There goes the GET (35 bytes), followed by its ack (not piggybacked):
    12:55:21.788412 plow.cs.dartmouth.edu.50689 > shovel.cs.dartmouth.edu.80:
        P 1:36(35) ack 1 win 8760 (DF)
    12:55:21.788562 shovel.cs.dartmouth.edu.80 > plow.cs.dartmouth.edu.50689:
        . ack 36 win 8760 (DF)

Here comes the reply (364 bytes):
    12:55:21.790619 shovel.cs.dartmouth.edu.80 > plow.cs.dartmouth.edu.50689:
        P 1:365(364) ack 36 win 8760 (DF)

shovel closes (FIN) the connection, plow acks the close -- twice? --
follewed by a FIN of its own (when the application closes its end?), and
shovel acks the final FIN.
    12:55:21.791289 shovel.cs.dartmouth.edu.80 > plow.cs.dartmouth.edu.50689:
        F 365:365(0) ack 36 win 8760 (DF)
    12:55:21.791575 plow.cs.dartmouth.edu.50689 > shovel.cs.dartmouth.edu.80:
        . ack 365 win 8760 (DF)
    12:55:21.791664 plow.cs.dartmouth.edu.50689 > shovel.cs.dartmouth.edu.80:
        . ack 366 win 8760 (DF)
    12:55:21.792121 plow.cs.dartmouth.edu.50689 > shovel.cs.dartmouth.edu.80:
        F 36:36(0) ack 366 win 8760 (DF)
    12:55:21.792185 shovel.cs.dartmouth.edu.80 > plow.cs.dartmouth.edu.50689:
        . ack 37 win 8760 (DF)
    
That's 3 packets to handshake, two packets to send the request, one packet
to send the reply, and five packets to tear down the connection.
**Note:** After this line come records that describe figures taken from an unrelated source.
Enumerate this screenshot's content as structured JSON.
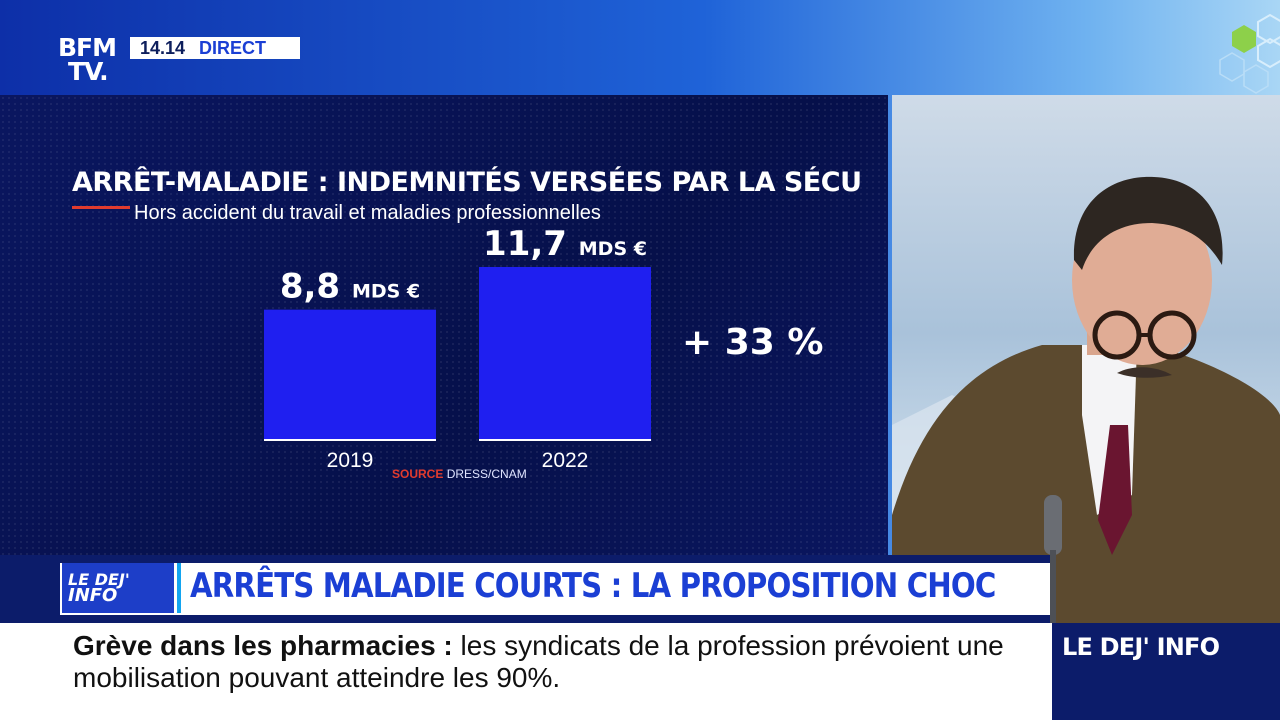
{
  "channel": {
    "logo_line1": "BFM",
    "logo_line2": "TV.",
    "time": "14.14",
    "live_label": "DIRECT"
  },
  "chart_data": {
    "type": "bar",
    "title": "ARRÊT-MALADIE : INDEMNITÉS VERSÉES PAR LA SÉCU",
    "subtitle": "Hors accident du travail et maladies professionnelles",
    "categories": [
      "2019",
      "2022"
    ],
    "values": [
      8.8,
      11.7
    ],
    "value_labels": [
      "8,8",
      "11,7"
    ],
    "unit": "MDS €",
    "annotation": "+ 33 %",
    "source_key": "SOURCE",
    "source_value": "DRESS/CNAM",
    "bar_color": "#1f1ff0"
  },
  "headline": {
    "program_logo_line1": "LE DEJ'",
    "program_logo_line2": "INFO",
    "text": "ARRÊTS MALADIE COURTS : LA PROPOSITION CHOC"
  },
  "ticker": {
    "topic": "Grève dans les pharmacies  :",
    "text": " les syndicats de la profession prévoient une mobilisation pouvant atteindre les 90%.",
    "program_label": "LE DEJ' INFO"
  },
  "colors": {
    "accent_red": "#e23b2e",
    "brand_blue": "#1b3fd4",
    "navy": "#0c1c6a"
  }
}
There are five half-round-trips (dependencies that incur a network latency),
although not all may be visible to the application.

Ethernet latency for 100 bytes is on the order of 0.1ms
(100 bytes == 1000 bits == 0.1ms). So let's say the ethernet is responsible
for 0.5-1.1ms of delay, and the rest is application and network stack delay.
The C client time goes up by about 0.3ms, and the Java client time goes down.

In the local case, the cpu is:
    C:       0% idle, 35% user, 65% kernel
    Java:    0% idle, 35% user, 65% kernel
In the remote case, the cpus are:
    C:      56% idle,  2% user, 42% kernel   client
             8% idle, 31% user, 60% kernel   server
    Java:   46% idle, 12% user, 41% kernel   client
            20% idle, 20% user, 57% kernel   server

So what happens?
Both cases are CPU-bound, with most of the work in the kernel (the IP stack,
apparently). The Java case consumes a little more (10% absolute) user CPU on
the client, presumably because it has a longer call path from the C libraries
up through JNI to the Java code. That reduces Java's response time, giving
the server a little more breathing time (3% less kernel, 10% less user).

So the lower throughput for Java is due to its longer call path in the
application, which shouldn't surprise us much. Otherwise the characteristics
are very similar.
Java slows down most in the local case, and of course that's because Java
increases the CPU-boundedness problem.